A comparison of fixed-rate mortgages and adjustable-rate mortgages should be an important consideration for any borrower who wants to purchase a home, refinance an existing mortgage or take out a home equity loan or line of credit — also called a second mortgage.
The main advantage of fixed-rate mortgages is that — just as the name implies — the interest rate on these mortgages is fixed and will never change. That means the interest rate — and the monthly principal and interest payment — will be essentially the same in the last month of the loan as it was in the first month of the loan.
For the borrower, a fixed-rate mortgage offers peace of mind that the lender can never change the interest rate.
The main disadvantage of fixed-rate mortgages is that the initial interest rate on these mortgages is generally higher than the initial interest rate on an ARM.

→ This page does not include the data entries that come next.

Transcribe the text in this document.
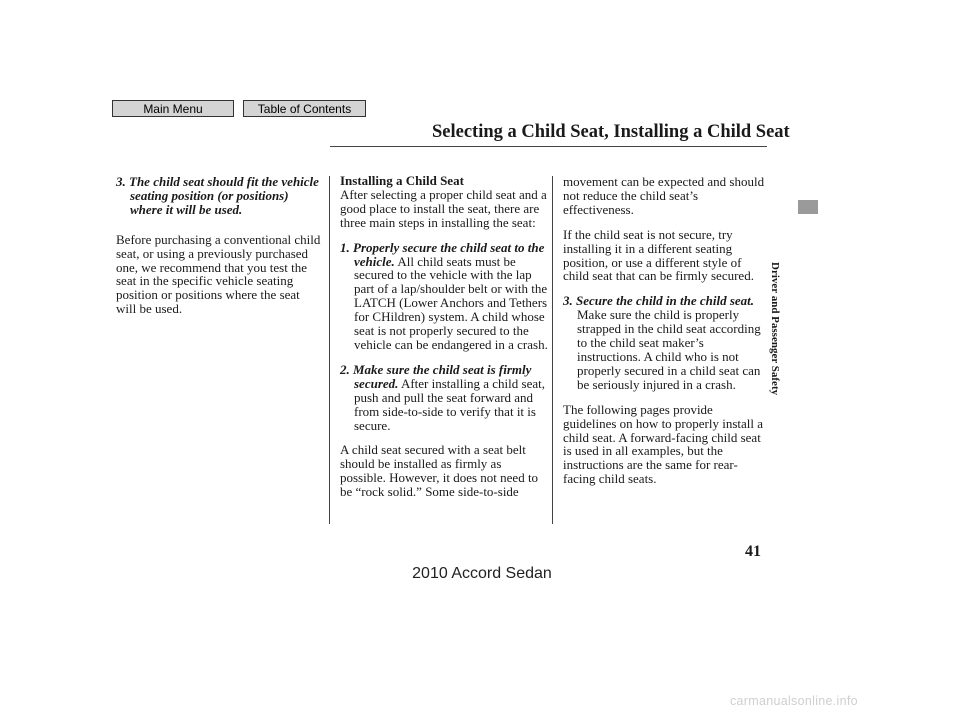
Main Menu	Table of Contents
Selecting a Child Seat, Installing a Child Seat
Driver and Passenger Safety

3. The child seat should fit the vehicle seating position (or positions) where it will be used.

Before purchasing a conventional child seat, or using a previously purchased one, we recommend that you test the seat in the specific vehicle seating position or positions where the seat will be used.

Installing a Child Seat

After selecting a proper child seat and a good place to install the seat, there are three main steps in installing the seat:

1. Properly secure the child seat to the vehicle. All child seats must be secured to the vehicle with the lap part of a lap/shoulder belt or with the LATCH (Lower Anchors and Tethers for CHildren) system. A child whose seat is not properly secured to the vehicle can be endangered in a crash.

2. Make sure the child seat is firmly secured. After installing a child seat, push and pull the seat forward and from side-to-side to verify that it is secure.

A child seat secured with a seat belt should be installed as firmly as possible. However, it does not need to be “rock solid.” Some side-to-side

movement can be expected and should not reduce the child seat’s effectiveness.

If the child seat is not secure, try installing it in a different seating position, or use a different style of child seat that can be firmly secured.

3. Secure the child in the child seat.

Make sure the child is properly strapped in the child seat according to the child seat maker’s instructions. A child who is not properly secured in a child seat can be seriously injured in a crash.

The following pages provide guidelines on how to properly install a child seat. A forward-facing child seat is used in all examples, but the instructions are the same for rear-facing child seats.

41
2010 Accord Sedan
carmanualsonline.info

The higher interest rates on fixed-rate mortgages mean these mortgages may be more expensive than ARMs over time for borrowers. But if market interest rates rise, borrowers who have fixed-rate mortgages will still have the advantage of that lower fixed rate and may save money.
The most popular fixed-rate mortgages that can be taken out are for 15 years or 30 years — but that’s another decision the borrower who chooses a fixed-rate mortgage will have to make.
In general, 30-year fixed-rate mortgages offer lower monthly payments than 15-year fixed-rate mortgages. However, 15-year mortgages allow borrowers to pay off the loan sooner and reduce the interest expense over the term of the loan. Borrowers who choose the shorter term should be sure they feel comfortable with the higher payments.